(9 am. – promoted by ek hornbeck)
I’ll keep this short and to the point.
First of all, the stock market had a horrible day BECAUSE of the budget deal.
MARKET SNAPSHOT: U.S. Stock Losses Intensify After Senate Vote
I’m watching the numbers now, and stocks will be closing near their lows of the day. People are putting their money where their pocketbook is and saying that the budget deal will hurt the economy.
How much will it hurt the economy?
JPMorgan Chase has an early answer to that question.
As such, regardless of how the Committee fares, it appears that a first rough estimate is that the total tightening implied by the recent legislation would subtract about 0.3%-point from GDP growth next year.
This drag may appear fairly small, but it is on top of the substantial tightening that was already in place prior to the passage of the debt deal. Most of that fiscal tightening comes about through the automatic expiration of temporary stimulus measures. The table below details those measures, the largest of which is the one-year 2%-point payroll tax holiday, which expires next January. Other large programs that are scheduled to expire or phase out are emergency unemployment benefits, accelerated depreciation, increased transfers to the states, and much of the remaining spending associated with the 2009 Recovery Act. All in all, by our estimates federal fiscal policy will subtract around 1-3/4%-points from GDP growth next year. Given that GDP growth has been 1.6% over the past four quarters when fiscal policy has been much less of a drag, this doesn’t bode well for next year. There are elements of uncertainty in our 1-3/4%-point drag estimate, and the largest such uncertainty is probably political, as some measure could get extended.
In other words, JPMorgan Chase is expecting GDP growth to flatline this year and next year at near zero levels.
If you want to know what is coming down the line, just look across the pond to Britain. Remember Britain and their new conservative government? They were going to dramatically cut everything the working class and poor might want, and still have economic growth. Does that sound familiar?
Some government departments are seeing their budgets cut by a quarter, welfare payments are to be cut, and capital expenditures are being postponed. Libraries are closing, and local governments are preparing mass redundancies.
With a budget deficit of more than ten per cent of G.D.P., Britain clearly had to address the public finances. But rather than following the Obama model of introducing a short-term fiscal stimulus to revive growth and tax revenues, Osborne and his boss David Cameron opted for the cut-and-slash policy methods of Andrew Mellon and Philip Snowden-in an effort to balance the budget by 2015. At the time, I and many other observers said that the likely outcome of this absurd exercise in self-flagellation was a sharp dip in growth, and possibly even another recession.
So how’s that working out for you guys? The WSJ reported on that today.
According to a survey of purchasing managers at U.K. factories, manufacturing activity contracted in July for the first time since June 2009.
If this contraction carries over into other parts of the economy, it raises the possibility that the U.K. will end September of this year with a gross domestic product not much greater than in September 2010, and possibly even lower.

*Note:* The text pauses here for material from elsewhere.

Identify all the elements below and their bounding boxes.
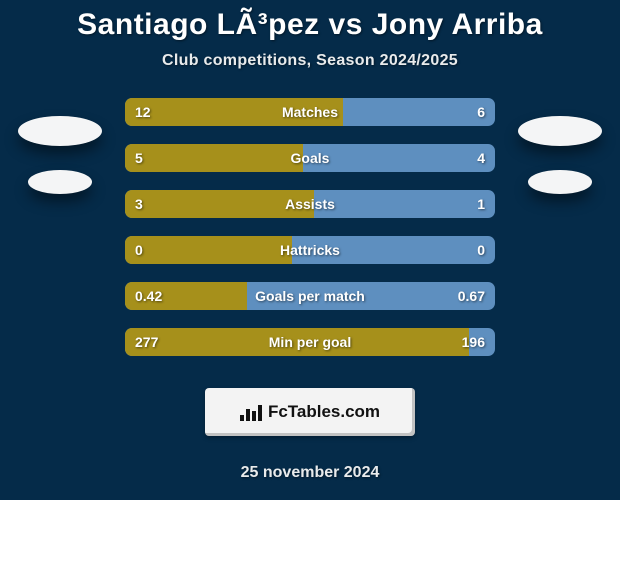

And there is good reason to suppose that manufacturing isn’t the only weak spot. According to a European Commission survey released last week, confidence among service providers and retailers weakened even more sharply than among manufacturers during July….
And the big cuts in public-sector spending and jobs have yet to come, though higher taxes on consumption and incomes have already been put in place. Overall, what’s happened so far is austerity-light, the prelude rather than the main event.
So the entire Anglo-world is embracing austerity in the teeth of a double-dip recession and against all evidence that it will work.
But we must do whatever it takes to protect the TBTF banks. Even if it means gutting the real economy to pay interest on bad debts.
Meanwhile the Fed is considering printing some more money to throw at the economy, and gold is responding to this by hitting new all-time highs.
Who could possibly have anticipated something like that?